Saturday, June 21, 2014

Rembrandt and Hals on Marriage

I loved these two images of marriage in the Rijksmuseum in Amsterdam.

This couple, portrayed by Rembrandt, chose to dress up as biblical figures for their portrait -- the title is "The Jewish Bride." Caravaggio used regular people (including himself) in biblical images.  But here's the biblical references are an overlay, a play to bring out the true focus, two real individuals in a marriage.  Amsterdam invents the portrait as a portrait, without required Catholic overtones of the work of the Roman painters of the same period.  I love this image.  His hand is across her heart, while she looks off in the distance.  But her fingers are on his hand, as if to say: "Don't move your hand.
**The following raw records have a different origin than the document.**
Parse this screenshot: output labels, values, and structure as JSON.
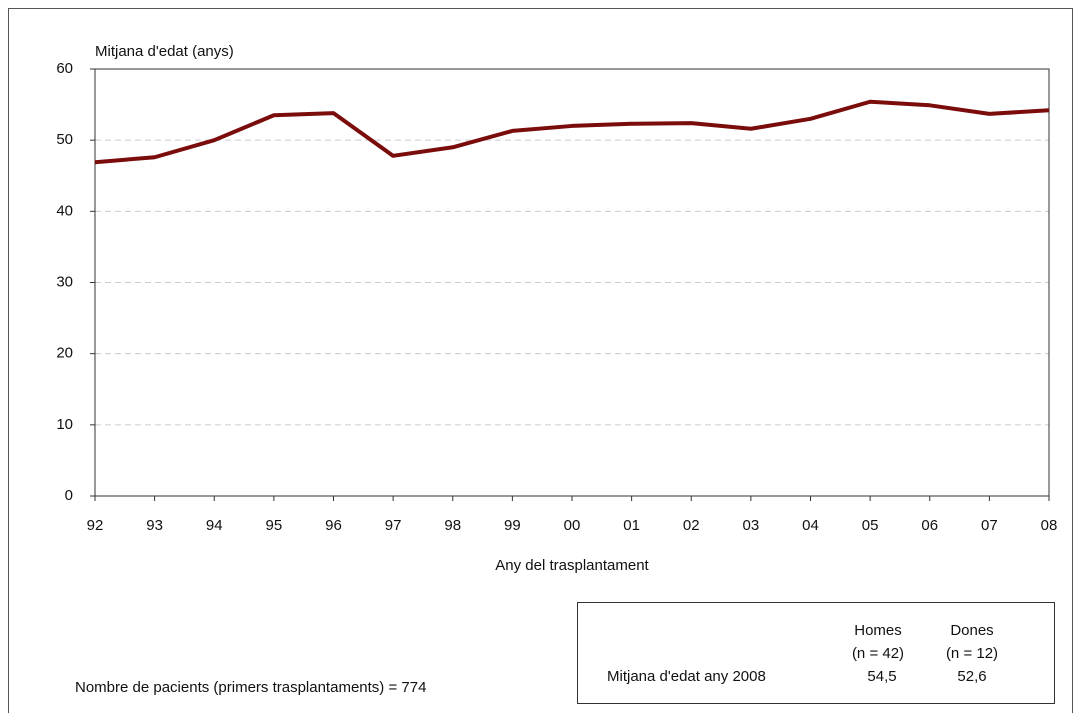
{
  "chart_data": {
    "type": "line",
    "y_label": "Mitjana d'edat (anys)",
    "x_label": "Any del trasplantament",
    "categories": [
      "92",
      "93",
      "94",
      "95",
      "96",
      "97",
      "98",
      "99",
      "00",
      "01",
      "02",
      "03",
      "04",
      "05",
      "06",
      "07",
      "08"
    ],
    "values": [
      46.9,
      47.6,
      50.0,
      53.5,
      53.8,
      47.8,
      49.0,
      51.3,
      52.0,
      52.3,
      52.4,
      51.6,
      53.0,
      55.4,
      54.9,
      53.7,
      54.2
    ],
    "color": "#7b0c0c",
    "ylim": [
      0,
      60
    ],
    "yticks": [
      0,
      10,
      20,
      30,
      40,
      50,
      60
    ],
    "grid": true
  },
  "note": "Nombre de pacients (primers trasplantaments) = 774",
  "table": {
    "header": [
      [
        "Homes",
        "(n = 42)"
      ],
      [
        "Dones",
        "(n = 12)"
      ]
    ],
    "rows": [
      [
        "Mitjana d'edat any 2008",
        "54,5",
        "52,6"
      ]
    ]
  }
}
Stay here forever, so I can be close, while I dream."





Nearby is Frans Hals painting, "Portrait of a Couple in a Landscape," captures this couple (probably Isaac Abrahamsz Massa and Beatrix van der Laen) in an unusual portrait, so different from the formal portraits more typical of the time, where the couple would face each other, man on the left and woman on the right, in two separately framed paintings. Here Hals has the two together, relaxing in a landscape, she leaning on his shoulder.  And Beatrix, whose face is at the center of the painting, offers the most enchanting and captivating smile I think I have ever seen in a painting.  There are all kinds of symbols in the painting -- one of the plants was a believed aphrodisiac, while the other refers to male fidelity.  But the heart and soul of the painting is Beatrix's smile -- displaying a sense of well-being to be found in this private corner, with a view out to the a classical settled landscape.  All is well, says the painting.